Priority Queues and Heaps

A queue serves elements in FIFO order. A priority queue serves elements by priority — the largest (or smallest) element always comes out first, regardless of insertion order. Under the hood: a heap.

What Makes a Priority Queue Special

In a regular queue, insertion order determines service order. In a priority queue, the element with the highest priority is always at the front — even if it was inserted last.

C++ — std::priority_queue

#include <bits/stdc++.h>
using namespace std;

int main() {
    // max-heap (default): largest element on top
    priority_queue<int> pq;

    pq.push(10);
    pq.push(40);
    pq.push(20);
    pq.push(5);

    cout << pq.top() << "\n";  // 40 (largest)
    pq.pop();                     // remove 40
    cout << pq.top() << "\n";  // 20
    cout << pq.size() << "\n";  // 3
    cout << pq.empty() << "\n"; // 0

    return 0;
}

Rust — BinaryHeap

use std::collections::BinaryHeap;

fn main() {
    // max-heap: largest element on top
    let mut pq = BinaryHeap::new();

    pq.push(10);
    pq.push(40);
    pq.push(20);
    pq.push(5);

    println!("{}", pq.peek().unwrap());  // 40
    pq.pop();                              // remove 40
    println!("{}", pq.peek().unwrap());  // 20
    println!("{}", pq.len());            // 3
    println!("{}", pq.is_empty());       // false
}

Min-Heap: Getting the Smallest Element

By default, priority queues are max-heaps (largest first). To get smallest-first, you need a min-heap.

C++ — min-heap

// Store negatives, or use greater:
priority_queue<int, vector<int>, greater<int>> min_pq;

// Or push negative values:
priority_queue<int> min_pq;
min_pq.push(-5);   // actually -5 → top = -5 (smallest magnitude)
min_pq.push(-3);
int val = -min_pq.top();  // 3

Rust — min-heap via std::cmp::Reverse

use std::collections::BinaryHeap;
use std::cmp::Reverse;

let mut min_pq: BinaryHeap<Reverse<i32>> = BinaryHeap::new();
min_pq.push(Reverse(10));
min_pq.push(Reverse(3));
min_pq.push(Reverse(7));

println!("{}", min_pq.peek().unwrap().0);  // 3 (smallest)

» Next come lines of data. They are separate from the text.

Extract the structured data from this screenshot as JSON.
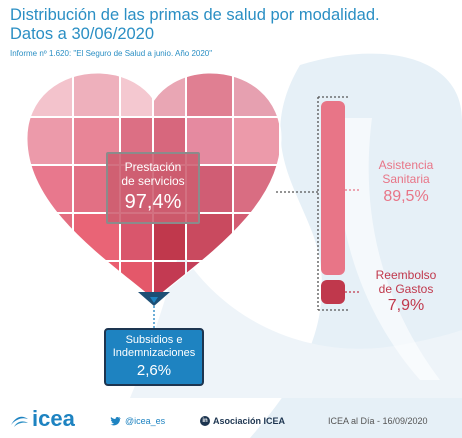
{
  "title_line1": "Distribución de las primas de salud por modalidad.",
  "title_line2": "Datos a 30/06/2020",
  "subtitle": "Informe nº 1.620: \"El Seguro de Salud a junio. Año 2020\"",
  "chart_data": {
    "type": "pie",
    "categories": [
      "Prestación de servicios",
      "Subsidios e Indemnizaciones",
      "Asistencia Sanitaria",
      "Reembolso de Gastos"
    ],
    "segments": [
      {
        "label_line1": "Prestación",
        "label_line2": "de servicios",
        "value": 97.4,
        "value_text": "97,4%",
        "color": "#cd5d6f"
      },
      {
        "label_line1": "Subsidios e",
        "label_line2": "Indemnizaciones",
        "value": 2.6,
        "value_text": "2,6%",
        "color": "#1e83c1"
      }
    ],
    "breakdown": [
      {
        "label_line1": "Asistencia",
        "label_line2": "Sanitaria",
        "value": 89.5,
        "value_text": "89,5%",
        "color": "#e87587"
      },
      {
        "label_line1": "Reembolso",
        "label_line2": "de Gastos",
        "value": 7.9,
        "value_text": "7,9%",
        "color": "#c0384c"
      }
    ]
  },
  "footer": {
    "logo": "icea",
    "twitter": "@icea_es",
    "linkedin": "Asociación ICEA",
    "credit": "ICEA al Día - 16/09/2020"
  },
  "colors": {
    "title": "#2b8fc4",
    "background_shape": "#e6f0f7"
  }
}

Reverse wraps a value and reverses its ordering. The heap still behaves as a max-heap on the wrapper, but the wrapper's max is the smallest original value.

💡 The negative-value trick (C++)

Storing negative values is a common contest hack. Push -x instead of x, and the max-heap effectively becomes a min-heap. Negate again on pop. It avoids the verbose greater<int> syntax.

Real Use: Top K Elements

Find the K largest elements in an array. Naive: sort and take the last K (O(N log N)). With a min-heap of size K: O(N log K).

C++ — top K with min-heap

vector<int> top_k(vector<int>& arr, int k) {
    priority_queue<int, vector<int>, greater<int>> min_pq;

    for (int x : arr) {
        min_pq.push(x);
        if (min_pq.size() > k) min_pq.pop();  // evict smallest
    }

    vector<int> result;
    while (!min_pq.empty()) {
        result.push_back(min_pq.top());
        min_pq.pop();
    }
    return result;
}

📐 How the K-heap trick works

Keep a min-heap of size K. For each new element, push it. If the heap exceeds K, pop the smallest — it's guaranteed not to be in the top K. When you're done, the heap contains exactly the K largest elements. O(N log K) instead of O(N log N).

Key Takeaways

→ Priority queue = heap. Insert O(log N), pop O(log N), peek O(1).
→ Default is max-heap (largest first). Min-heap via greater<T> (C++) or Reverse (Rust).
→ Top K pattern: min-heap of size K, evict smallest on overflow.
→ Competitive programming: learn the greater<T> and negative-value tricks.